Carnegie Mellon University,
Keywords: catalysts, machine learning
Summary:The ability to forge difficult chemical bonds through catalysis has transformed society on all fronts, from feeding our ever-growing populations to increasing our life-expectancies by synthesizing new drugs. Not only has the rise in popularity of metal-catalyzed cross-coupling reactions enabled us to make existing processes more efficient, but it also has allowed us to synthesize novel and unexplored molecules and materials, unlocking the technologies of the future. In metal catalysis, the choice of ligand often leads to the most significant impact on the reaction outcomes, such as yield or product selectivity. Identifying optimal metal-ligand combinations can be a laborious experimental process.
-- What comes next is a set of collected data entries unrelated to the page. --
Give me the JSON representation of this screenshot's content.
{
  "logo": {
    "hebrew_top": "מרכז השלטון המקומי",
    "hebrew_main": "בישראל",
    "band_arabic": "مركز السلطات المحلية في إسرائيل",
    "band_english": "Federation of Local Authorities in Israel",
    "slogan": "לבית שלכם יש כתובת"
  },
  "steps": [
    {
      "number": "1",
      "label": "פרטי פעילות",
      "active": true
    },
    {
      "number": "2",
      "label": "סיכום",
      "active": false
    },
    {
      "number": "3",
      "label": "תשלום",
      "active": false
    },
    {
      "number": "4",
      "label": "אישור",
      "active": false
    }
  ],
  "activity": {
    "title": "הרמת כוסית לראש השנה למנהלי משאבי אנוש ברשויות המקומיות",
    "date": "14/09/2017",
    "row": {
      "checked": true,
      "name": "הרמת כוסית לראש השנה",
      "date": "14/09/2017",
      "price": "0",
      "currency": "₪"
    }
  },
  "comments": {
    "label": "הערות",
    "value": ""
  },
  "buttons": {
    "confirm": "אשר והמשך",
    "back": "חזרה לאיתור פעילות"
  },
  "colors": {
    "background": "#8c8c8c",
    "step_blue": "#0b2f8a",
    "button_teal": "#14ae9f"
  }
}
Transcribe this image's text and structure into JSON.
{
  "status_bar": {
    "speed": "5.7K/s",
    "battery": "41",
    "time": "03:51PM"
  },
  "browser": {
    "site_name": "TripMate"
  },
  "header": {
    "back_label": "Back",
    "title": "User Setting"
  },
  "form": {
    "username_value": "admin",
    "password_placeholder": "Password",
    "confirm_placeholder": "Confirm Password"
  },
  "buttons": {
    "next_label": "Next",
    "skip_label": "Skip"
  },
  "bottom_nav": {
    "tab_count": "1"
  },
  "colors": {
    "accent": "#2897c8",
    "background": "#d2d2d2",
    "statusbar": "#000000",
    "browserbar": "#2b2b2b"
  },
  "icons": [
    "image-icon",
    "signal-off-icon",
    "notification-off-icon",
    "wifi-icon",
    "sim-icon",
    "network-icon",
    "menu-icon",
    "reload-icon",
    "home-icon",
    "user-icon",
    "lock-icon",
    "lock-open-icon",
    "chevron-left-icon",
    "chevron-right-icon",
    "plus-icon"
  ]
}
This practice is often held back by the difficulty of meaningfully comparing results with different ligands. I will introduce our efforts to develop a platform for inverse design of catalysts utilizing high-throughput virtual screening (HTVS) and machine learning (ML), coupled with an extensive ligands database. One of the most used strategies in ML for metal catalysis is the development of models based on reactant parameterization. Given that the space of potential ligands is immense, this tactic can be very challenging. We have developed a platform aimed at data-driven ligand optimization and their inverse design. At the center of this strategy is Kraken, a database of descriptors for organophosphorus ligands that encompasses features that are most important for catalysis including conformational flexibility and ability for both coordinative and non-covalent bonding. We characterize this chemical space systematically and demonstrate how these descriptors can be estimated for millions of ligands using ML, thus nearly completely mapping out an immensely relevant space of ligands.